The access accelerator

A Bengaluru-based tech innovator provides career access to youth, business support to entrepreneurs and help corporates
The access accelerator

With a focus on social impact, entrepreneurship and education, Madan Padaki now works at the intersection of the three. The co-founder of Head Held High, a rural access accelerator that unleashes the power of the “Rubans”—his term for neo rural-urbans—provides career access to youth, business access to entrepreneurs and market access to corporates.

One of his key missions for the last three years has been to create an ecosystem for entrepreneurship in villages. “An entrepreneur is a job creator. He must employ at least two to three people,” says 43-year-old Padaki, who is based in Bengaluru. He coined the term Antar Prerana, from entrepreneur.

Over the last three months, he has been involved in a pilot project with Saras D Sarasvathy, associate professor at Darden Graduate School of Business Administration, University of Virginia, USA. She coined the term ‘Effectuation’, a way of thinking that serves entrepreneurs in the processes of opportunity. She is a chair professor at Indian Institute of Management Bangalore.

For the project, 20 students from five colleges each have been trained to identify entrepreneurs and develop a plan for them to scale up. Once the plan is in place, they will be connected to a funding organisation, mostly a bank. The idea is to encourage entrepreneurial thinking and create local success stories. Besides jobs, it could have a ripple effect and create more entrepreneurs. Padaki has tied up with 250 newspapers for publicity.

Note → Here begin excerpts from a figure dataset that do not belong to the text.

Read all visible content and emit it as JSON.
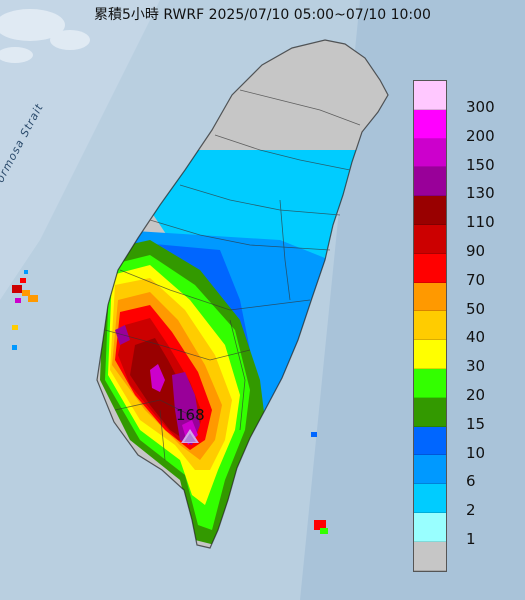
{
  "title": "累積5小時 RWRF 2025/07/10 05:00~07/10 10:00",
  "strait_label": "Formosa Strait",
  "max_value": "168",
  "legend": [
    {
      "label": "300",
      "color": "#ffc8ff"
    },
    {
      "label": "200",
      "color": "#ff00ff"
    },
    {
      "label": "150",
      "color": "#cc00cc"
    },
    {
      "label": "130",
      "color": "#990099"
    },
    {
      "label": "110",
      "color": "#990000"
    },
    {
      "label": "90",
      "color": "#cc0000"
    },
    {
      "label": "70",
      "color": "#ff0000"
    },
    {
      "label": "50",
      "color": "#ff9900"
    },
    {
      "label": "40",
      "color": "#ffcc00"
    },
    {
      "label": "30",
      "color": "#ffff00"
    },
    {
      "label": "20",
      "color": "#33ff00"
    },
    {
      "label": "15",
      "color": "#339900"
    },
    {
      "label": "10",
      "color": "#0066ff"
    },
    {
      "label": "6",
      "color": "#0099ff"
    },
    {
      "label": "2",
      "color": "#00ccff"
    },
    {
      "label": "1",
      "color": "#99ffff"
    },
    {
      "label": "",
      "color": "#c6c6c6"
    }
  ]
}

He has attended workshops and programmes for entrepreneurs where his one advice has been, “make new mistakes, not old mistakes”. An engineer from NIE Mysore and an MBA from SPJIMR, Mumbai, Padaki had worked with Wipro, Infosys and Mphasis (Japan), before being bitten by the entrepreneurial bug in 2000 when he co-founded MeritTrac as a pioneering idea in skills assessment.

“It was trial by fire as just a year later 9/11 happened and all outsourcing stopped,” he says. A blessing came along when he got married in 2002 when he was down to just his last few thousand rupees.

“I ended up asking my wife if she could pay the house rent for a few months. Being the daughter of an entrepreneur, she held fort for the next five months till things began to look up,” he recollects.

Today, MeritTrac is among the top five skills assessment companies in the world and is seen as a thought-leader in the sector. It has won several awards, including the Nasscom Innovation Award and Deloitte Fast 50 India Award. The company has also been featured in books on entrepreneurship and is also a case study at INSEAD, one of the world’s leading and largest graduate business schools.

“MeritTrac was acquired by Manipal Global Education Services (MGES), one of India’s largest education services company, and in 2011, I transitioned to Manipal Education from MeritTrac to head its strategy, innovation and international partnerships and moved out in March 2013,” says Padaki. MeritTrac was valued at Rs 75 crore when MGES took a 70 per cent stake in it.

Partnering with other education leaders, Padaki is also a co-founder and director of Sylvant, an initiative to create a robust scaffolding for education entrepreneurs to succeed. “Sylvant invests and supports early stage education entrepreneurs and has a current portfolio of 18 ed-tech companies,” he says.